The government has evacuated 206 Ghanaians from war-torn Ukraine, according to the Ministry of Foreign Affairs and Regional Integration.
Deputy Minister for Foreign Affairs and Regional Integration, Kwaku Ampratwum-Sarpong, said all of the country’s residents had been evacuated from Sumy, Ukraine.
“We received word late last night that all Ghanaians holed up in bunkers and shelters at Sumy University had moved out, So they should be in one of the neighbouring nations right now,” Mr Ampratwum-Sarpong stated. “There are no more Ghanaians in Sumy.”
Russia launched a full attack on Ukraine Thursday, February 24.
The United Nations human rights office says it has verified 1,335 civilian casualties so far in Ukraine, including 474 killed and 861 injured, but the actual toll was likely to be higher.
Mr Ampratwum-Sarpong further noted that the government had earmarked $2 million for the evacuation process.
“In anticipation of it, the ministry itself started using some of its money to get this thing moving,” he told Citi FM.
The government believes there were about 1,200 Ghanaians in Ukraine, with 945 of them being students registered with the National Union of Ghana Students (NUGS), Ukraine.
With the closure of Ukraine’s airspace following the invasion of Russia, the options available to Ghanaians have been to travel by land to countries such as Moldova, Poland, Romania, Slovakia, Hungary, and the Czech Republic.
The Ghanaian students, along with other Africans and South Asians in Ukraine, faced widespread discrimination in their attempts to leave the country.
What is happening in Ukraine?
Russian forces have launched a military assault on neighbouring Ukraine, crossing its borders and bombing military targets near big cities.
In a televised address, Russia’s President, Vladimir Putin, reportedly ordered a “military operation” in Ukraine’s eastern Donbas region, but what’s been launched goes far further and amounts to a full-scale attack on the country.
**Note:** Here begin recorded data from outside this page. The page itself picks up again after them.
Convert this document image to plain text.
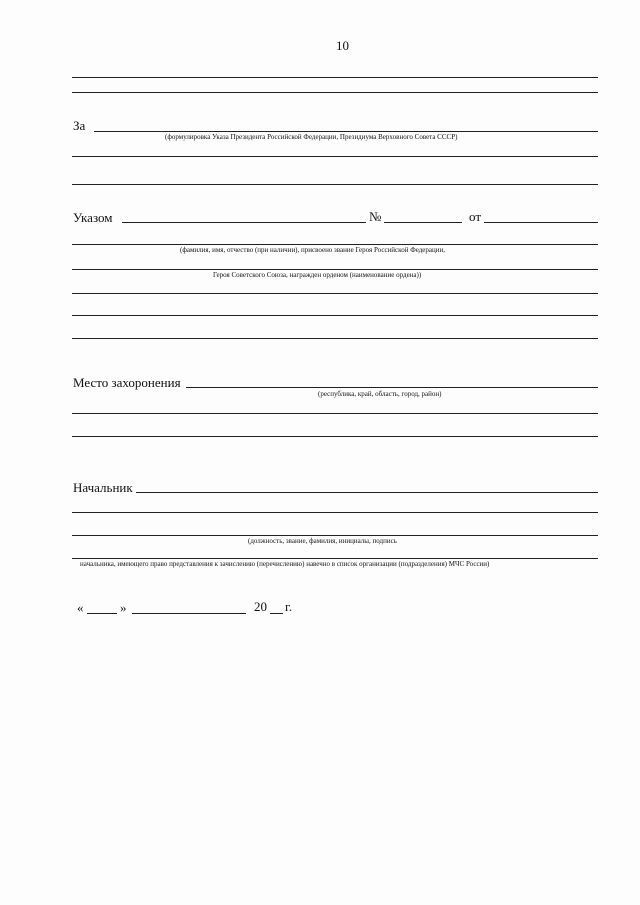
10
За
(формулировка Указа Президента Российской Федерации, Президиума Верховного Совета СССР)
Указом	№	от
(фамилия, имя, отчество (при наличии), присвоено звание Героя Российской Федерации,
Героя Советского Союза, награжден орденом (наименование ордена))
Место захоронения
(республика, край, область, город, район)
Начальник
(должность, звание, фамилия, инициалы, подпись
начальника, имеющего право представления к зачислению (перечислению) навечно в список организации (подразделения) МЧС России)
«	»	20 г.
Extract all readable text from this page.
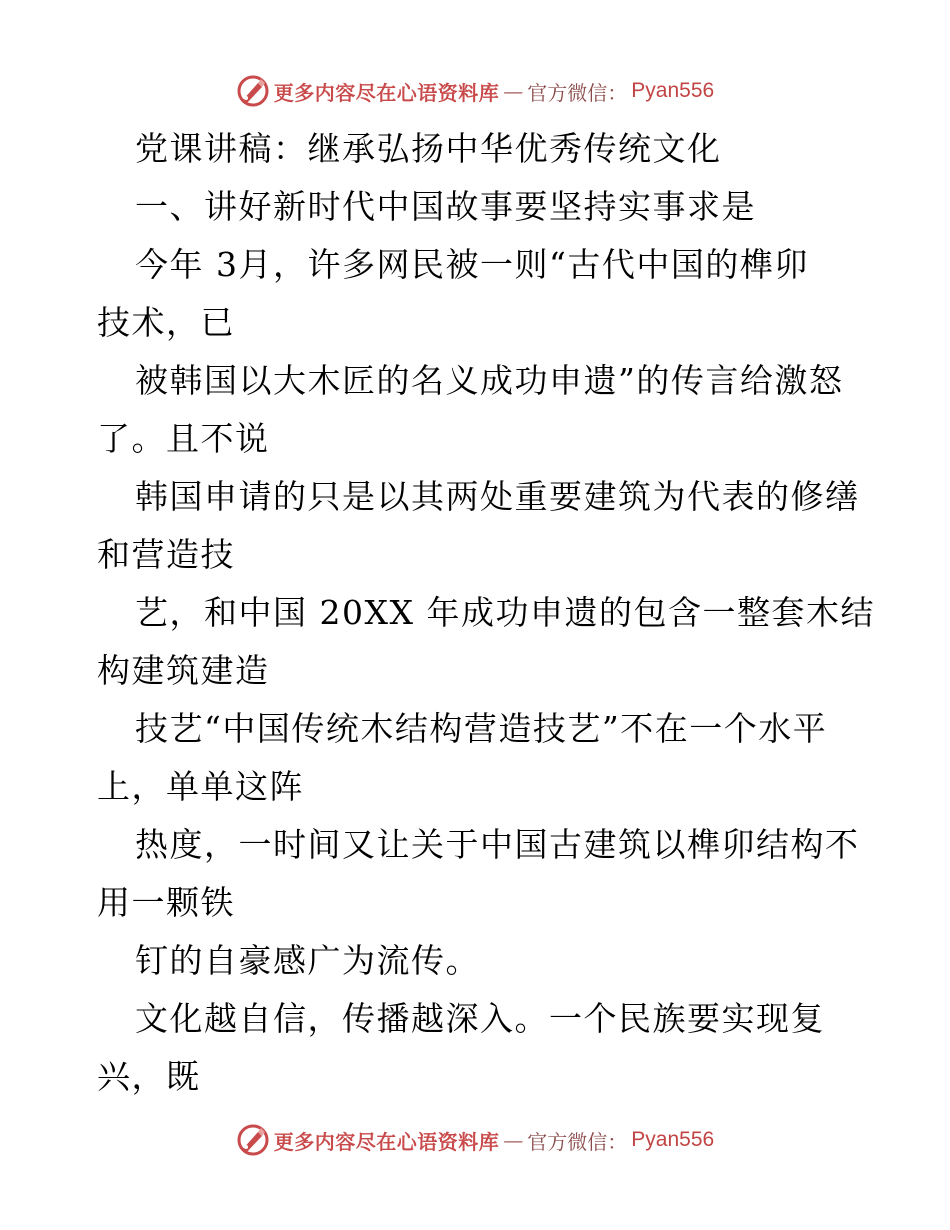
更多内容尽在心语资料库 — 官方微信： Pyan556
党课讲稿：继承弘扬中华优秀传统文化
一、讲好新时代中国故事要坚持实事求是
今年 3月，许多网民被一则“古代中国的榫卯
技术，已
被韩国以大木匠的名义成功申遗”的传言给激怒
了。且不说
韩国申请的只是以其两处重要建筑为代表的修缮
和营造技
艺，和中国 20XX 年成功申遗的包含一整套木结
构建筑建造
技艺“中国传统木结构营造技艺”不在一个水平
上，单单这阵
热度，一时间又让关于中国古建筑以榫卯结构不
用一颗铁
钉的自豪感广为流传。
文化越自信，传播越深入。一个民族要实现复
兴，既
更多内容尽在心语资料库 — 官方微信： Pyan556
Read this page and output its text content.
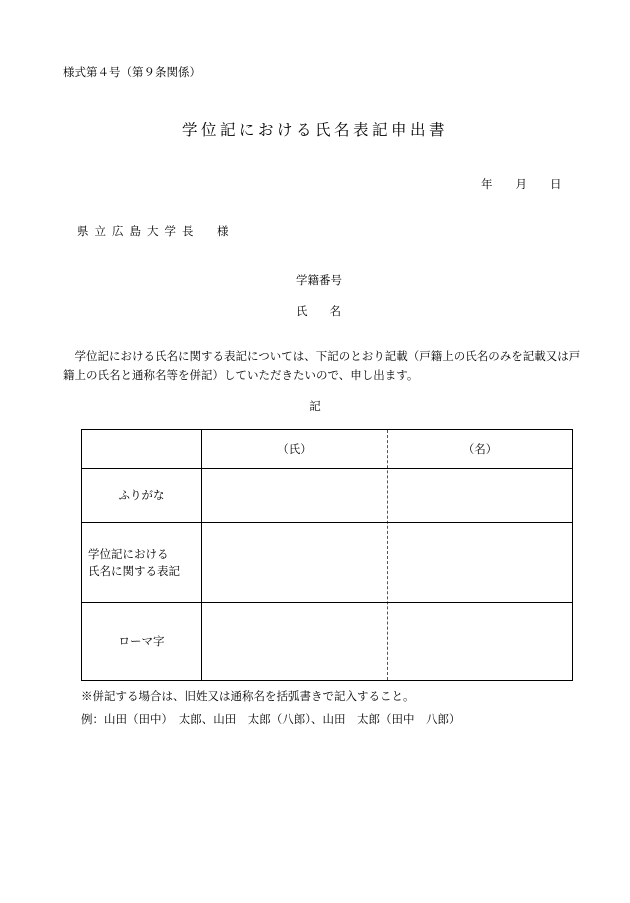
様式第４号（第９条関係）
学位記における氏名表記申出書
年 月 日
県立広島大学長　様
学籍番号
氏名
学位記における氏名に関する表記については、下記のとおり記載（戸籍上の氏名のみを記載又は戸籍上の氏名と通称名等を併記）していただきたいので、申し出ます。
記
（氏）	（名）
ふりがな
学位記における
氏名に関する表記
ローマ字
※併記する場合は、旧姓又は通称名を括弧書きで記入すること。
例：山田（田中）　太郎、山田　太郎（八郎）、山田　太郎（田中　八郎）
Russian military vehicles were said to have breached the border in several places, in the north, south, and east, including from Belarus.
CCTV images issued by the State Border Guard Service of Ukraine reportedly show Russian military vehicles moving across the border from Crimea.
Russia is attacking Ukraine on several fronts, but Ukrainian resistance slowed its advance.
Meanwhile, Russia said both sides had agreed to continue talking and meet again “in the next few days”.
Why has Russia attacked Ukraine?
There have been hostilities between Russia and Ukraine after the former became a sovereign state after breaking away from the Soviet Union.
However, in 2021, the situation escalated after Ukrainian President Volodymyr Zelenskyy expressed his desire to US President Joe Biden to approve admission to join NATO.
Russian President Vladimir Putin believes Ukraine is a puppet of the West and allowing a partnership with NATO will give the West access to set up military bases closer to Russia, which could facilitate an attack on Moscow.
Russia has demanded that the West gives a legally binding guarantee that NATO will not hold any military activity in eastern Europe and Ukraine.
Russia further wants Ukraine to desist from any NATO membership.
The new tension between Russia and Ukraine, which also borders the European Union, has political and economic repercussions for the EU.
Consequently, the EU, most of who are NATO signatories, have joined the US in announcing sanctions against Russian entities.